Farmers Can’t Eat Their Losses. We do.

Farming is the ultimate brick and mortar business. And look at what our economy does to brick and mortar businesses. Well, that’s happening to the farmer, except they can’t quietly shut down one franchise at a time like Blockbuster, they actually provide an essential product. So starting last century, we’ve been subsidizing a dying industry. Agriculture can not eat its losses. It is one hundred percent weather dependent. When the season goes sour, their already razor thin profit margins cut into the red the way a creek disobeys its banks, on average, at least twice a year. There is no level of innovation, no new work model, no new equipment or genetic manipulation that can change this. It is the very nature of mining the surface of the earth for minerals and nutrients that can only be expressed through very particular organisms who can only survive in very very particular environmental conditions. You want to talk about a moving target, well farming would be much easier if it were as simple as a single moving target, but it’s hundreds overlapping, running, breaking down fences and catching new-barn pneumonia and newborn flowers wilting in overdue frost.

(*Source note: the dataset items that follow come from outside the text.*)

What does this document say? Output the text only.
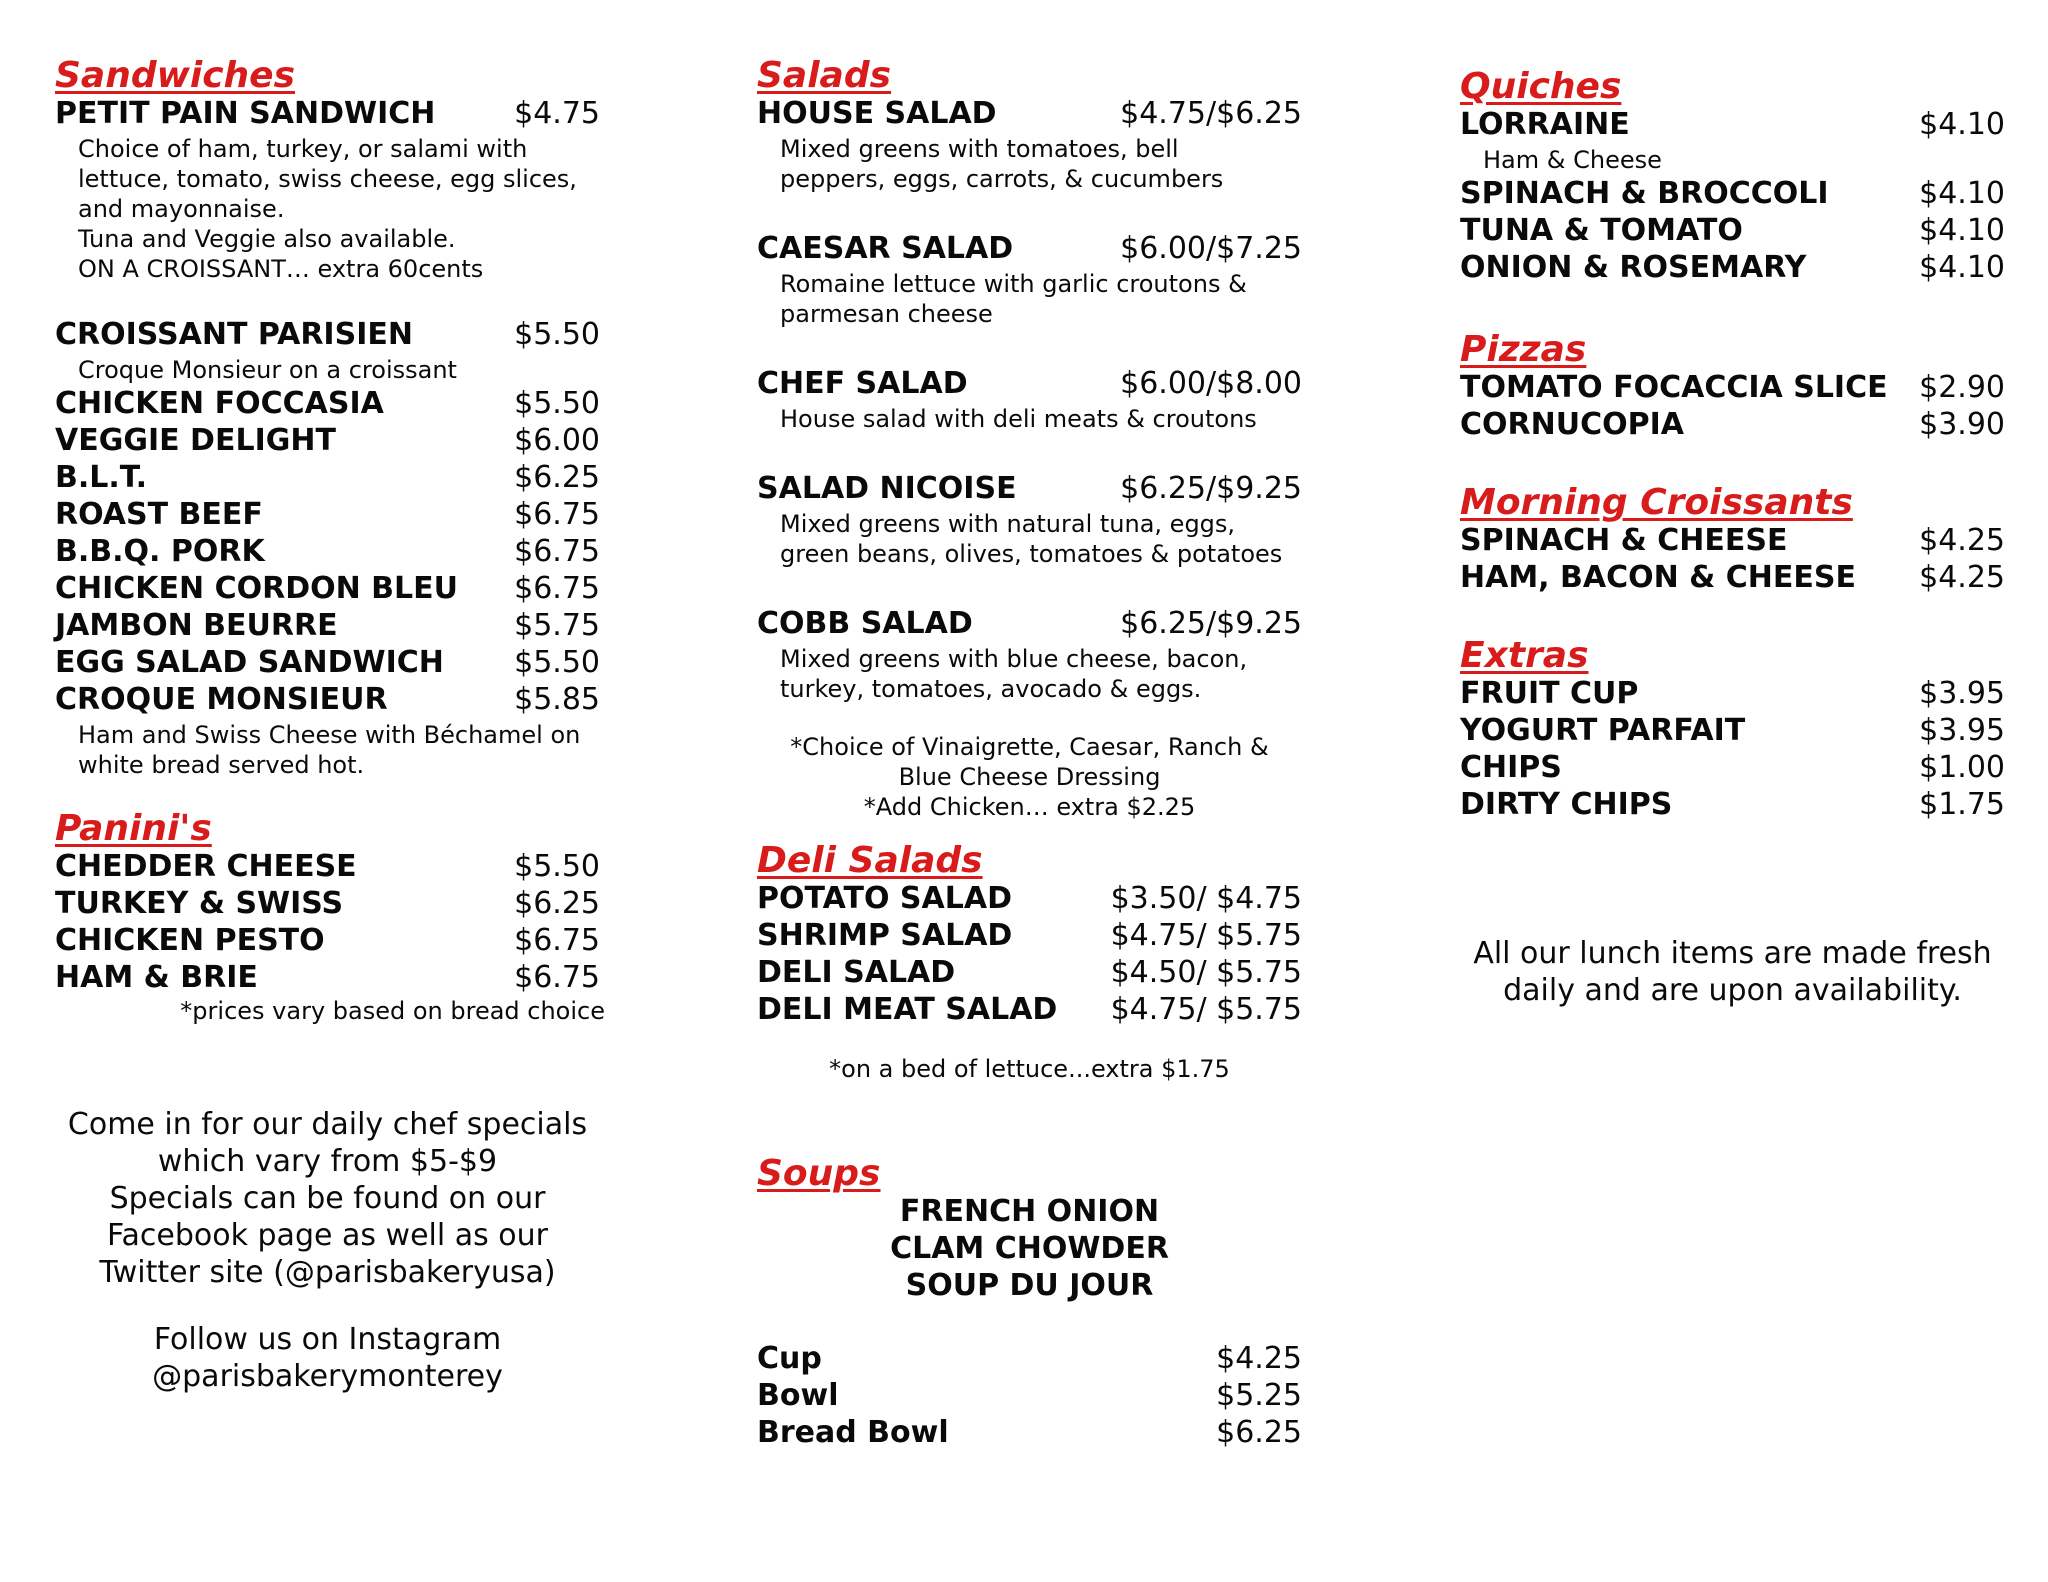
Sandwiches
PETIT PAIN SANDWICH	$4.75
Choice of ham, turkey, or salami with
lettuce, tomato, swiss cheese, egg slices,
and mayonnaise.
Tuna and Veggie also available.
ON A CROISSANT… extra 60cents
CROISSANT PARISIEN	$5.50
Croque Monsieur on a croissant
CHICKEN FOCCASIA	$5.50
VEGGIE DELIGHT	$6.00
B.L.T.	$6.25
ROAST BEEF	$6.75
B.B.Q. PORK	$6.75
CHICKEN CORDON BLEU $6.75
JAMBON BEURRE	$5.75
EGG SALAD SANDWICH $5.50
CROQUE MONSIEUR	$5.85
Ham and Swiss Cheese with Béchamel on
white bread served hot.
Panini's
CHEDDER CHEESE	$5.50
TURKEY & SWISS	$6.25
CHICKEN PESTO	$6.75
HAM & BRIE	$6.75
*prices vary based on bread choice
Come in for our daily chef specials
which vary from $5-$9
Specials can be found on our
Facebook page as well as our
Twitter site (@parisbakeryusa)
Follow us on Instagram
@parisbakerymonterey
Salads
HOUSE SALAD	$4.75/$6.25
Mixed greens with tomatoes, bell
peppers, eggs, carrots, & cucumbers
CAESAR SALAD	$6.00/$7.25
Romaine lettuce with garlic croutons &
parmesan cheese
CHEF SALAD	$6.00/$8.00
House salad with deli meats & croutons
SALAD NICOISE	$6.25/$9.25
Mixed greens with natural tuna, eggs,
green beans, olives, tomatoes & potatoes
COBB SALAD	$6.25/$9.25
Mixed greens with blue cheese, bacon,
turkey, tomatoes, avocado & eggs.
*Choice of Vinaigrette, Caesar, Ranch &
Blue Cheese Dressing
*Add Chicken… extra $2.25
Deli Salads
POTATO SALAD	$3.50/ $4.75
SHRIMP SALAD	$4.75/ $5.75
DELI SALAD	$4.50/ $5.75
DELI MEAT SALAD $4.75/ $5.75
*on a bed of lettuce...extra $1.75
Soups
FRENCH ONION
CLAM CHOWDER
SOUP DU JOUR
Cup	$4.25
Bowl	$5.25
Bread Bowl	$6.25
Quiches
LORRAINE	$4.10
Ham & Cheese
SPINACH & BROCCOLI	$4.10
TUNA & TOMATO	$4.10
ONION & ROSEMARY	$4.10
Pizzas
TOMATO FOCACCIA SLICE $2.90
CORNUCOPIA	$3.90
Morning Croissants
SPINACH & CHEESE	$4.25
HAM, BACON & CHEESE $4.25
Extras
FRUIT CUP	$3.95
YOGURT PARFAIT	$3.95
CHIPS	$1.00
DIRTY CHIPS	$1.75
All our lunch items are made fresh
daily and are upon availability.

I’ve said it before, and people have laughed at me, and argued with me, but if you could run a farming operation and end up back exactly where you started, no profit, but no debt, no eaten expense, just right back at zero, you’d be one of the most productive and outstanding farms that exists in this country today. That’s not to admonish the bar for being set so low, it’s a recognition that all agricultural production is an exchange of real estate. Shipping out corn, beef, eggs, milk, is an exportation of land, of local space, minerals and resources, a bad season, a reduced return, can’t be accommodated, not even once. Essentially, a farmer is left only with the option to repurchase their most basic, essential asset, the vitality of their land, year after year, when their predetermined, artificially reduced pricing doesn’t yield enough to return what was taken from the fields, or to clean out what contaminated the barns, or to replace the good grass in neglected pastures.

Farmers can’t eat their losses. The American people do.